Pur datata, questa affermazione è resa quanto mai attuale dall’accelerazione che il progresso scientifico, medico e tecnologico ha registrato nei decenni più recenti: le persone in Occidente non sono mai vissute così a lungo, non sono mai state così sane e l’efficacia della Medicina Ufficiale non è mai stata così diffusa. Lo sviluppo più recente della cardiologia e della cardiochirurgia, ad esempio, ne è un’inequivocabile testimonianza.

 

Da qui, una rinnovata riflessione che investe in via prioritaria, ma non esclusiva, l’ambito della diagnostica: la disponibilità di strumenti sempre più precisi e sofisticati, tali da rendere più rapida e completa la diagnosi di una malattia, non rischia di generare una sorta di ‘distrazione’ da parte di chi cura nei confronti di chi viene curato?

 

 

Sempre da qui, quindi, l’opportunità di riaffermare un concetto imprescindibile per chi esercita l’attività medica: la necessità della visione globale della persona.

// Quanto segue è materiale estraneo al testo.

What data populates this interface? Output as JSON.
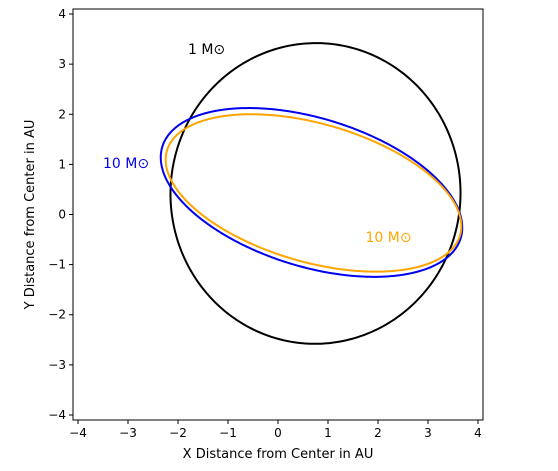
{
  "chart_data": {
    "type": "line",
    "title": "",
    "xlabel": "X Distance from Center in AU",
    "ylabel": "Y Distance from Center in AU",
    "xlim": [
      -4.1,
      4.1
    ],
    "ylim": [
      -4.1,
      4.1
    ],
    "xticks": [
      -4,
      -3,
      -2,
      -1,
      0,
      1,
      2,
      3,
      4
    ],
    "yticks": [
      -4,
      -3,
      -2,
      -1,
      0,
      1,
      2,
      3,
      4
    ],
    "xtick_labels": [
      "−4",
      "−3",
      "−2",
      "−1",
      "0",
      "1",
      "2",
      "3",
      "4"
    ],
    "ytick_labels": [
      "−4",
      "−3",
      "−2",
      "−1",
      "0",
      "1",
      "2",
      "3",
      "4"
    ],
    "grid": false,
    "legend": "none",
    "series": [
      {
        "color": "#000000",
        "shape": "ellipse",
        "center": [
          0.75,
          0.42
        ],
        "semi_axes": [
          2.9,
          3.0
        ],
        "rotation_deg": -3
      },
      {
        "color": "#0000ee",
        "shape": "ellipse",
        "center": [
          0.67,
          0.44
        ],
        "semi_axes": [
          3.12,
          1.48
        ],
        "rotation_deg": -17
      },
      {
        "color": "#ffa500",
        "shape": "ellipse",
        "center": [
          0.71,
          0.43
        ],
        "semi_axes": [
          3.05,
          1.38
        ],
        "rotation_deg": -16
      }
    ],
    "annotations": [
      {
        "text": "1 M⊙",
        "x": -1.8,
        "y": 3.2,
        "color": "#000000"
      },
      {
        "text": "10 M⊙",
        "x": -3.5,
        "y": 0.93,
        "color": "#0000ee"
      },
      {
        "text": "10 M⊙",
        "x": 1.75,
        "y": -0.55,
        "color": "#ffa500"
      }
    ]
  }
}
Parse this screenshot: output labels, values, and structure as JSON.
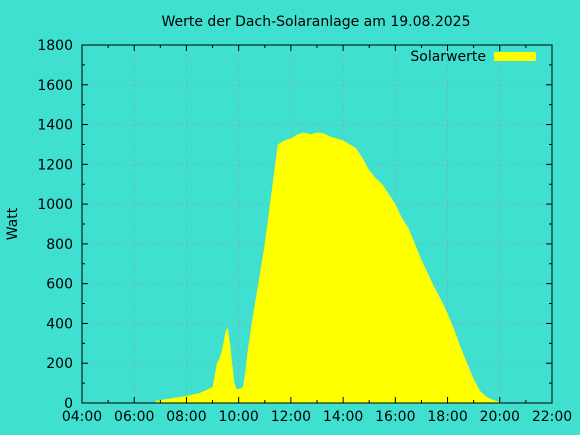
{
  "chart_data": {
    "type": "area",
    "title": "Werte der Dach-Solaranlage am 19.08.2025",
    "xlabel": "",
    "ylabel": "Watt",
    "xlim": [
      "04:00",
      "22:00"
    ],
    "ylim": [
      0,
      1800
    ],
    "x_ticks": [
      "04:00",
      "06:00",
      "08:00",
      "10:00",
      "12:00",
      "14:00",
      "16:00",
      "18:00",
      "20:00",
      "22:00"
    ],
    "y_ticks": [
      0,
      200,
      400,
      600,
      800,
      1000,
      1200,
      1400,
      1600,
      1800
    ],
    "grid": true,
    "legend_position": "top-right",
    "series": [
      {
        "name": "Solarwerte",
        "color": "#FFFF00",
        "x": [
          "06:50",
          "07:00",
          "07:30",
          "08:00",
          "08:30",
          "08:45",
          "09:00",
          "09:10",
          "09:15",
          "09:20",
          "09:25",
          "09:30",
          "09:35",
          "09:40",
          "09:45",
          "09:50",
          "09:55",
          "10:00",
          "10:10",
          "10:15",
          "10:20",
          "10:30",
          "10:45",
          "11:00",
          "11:15",
          "11:30",
          "11:45",
          "12:00",
          "12:15",
          "12:30",
          "12:45",
          "13:00",
          "13:15",
          "13:30",
          "13:45",
          "14:00",
          "14:15",
          "14:30",
          "14:45",
          "15:00",
          "15:15",
          "15:30",
          "15:45",
          "16:00",
          "16:15",
          "16:30",
          "16:45",
          "17:00",
          "17:15",
          "17:30",
          "17:45",
          "18:00",
          "18:15",
          "18:30",
          "18:45",
          "19:00",
          "19:15",
          "19:30",
          "19:45",
          "20:00",
          "20:10",
          "20:20"
        ],
        "y": [
          10,
          15,
          25,
          35,
          50,
          65,
          80,
          200,
          220,
          250,
          300,
          360,
          380,
          300,
          200,
          100,
          70,
          70,
          80,
          150,
          250,
          400,
          600,
          800,
          1050,
          1300,
          1320,
          1330,
          1350,
          1360,
          1350,
          1360,
          1355,
          1340,
          1330,
          1320,
          1300,
          1280,
          1230,
          1170,
          1130,
          1100,
          1050,
          1000,
          930,
          880,
          800,
          720,
          650,
          580,
          520,
          450,
          370,
          280,
          200,
          120,
          60,
          30,
          15,
          5,
          2,
          0
        ]
      }
    ]
  }
}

Che significa trarre il massimo dal sistema di informazioni che dati e rilievi strumentali mettono a disposizione riguardo al malato, senza per questo perdere di vista l’unicità e la soggettività di quest’ultimo.

 

Si tratta, in altre parole, di mettere al centro della scena clinica il medico, con il suo sapere e la sua esperienza, il paziente, con la sua storia clinica e umana, e ancor più la relazione tra i due.

 

Se è vero che la medicina osservativa ha in qualche modo ceduto spazio a nuovi procedimenti di analisi sempre più efficaci, l’ascolto e il dialogo non possono che continuare a essere il filo rosso del rapporto tra medico e paziente: un approccio – che va ben oltre il momento della diagnosi – in linea con la visione ippocratica che considera la persona ammalata nella sua integralità psicofisica e tiene conto del modo che essa ha di concepire, affrontare e vivere la malattia.

 

In questo modo, la malattia e il suo trattamento diventano un incontro tra persone nel quale ciascuno è in grado di arricchire l’altro, a condizione che sia disposto ad ascoltarne la mente e il cuore e a parlare a entrambi.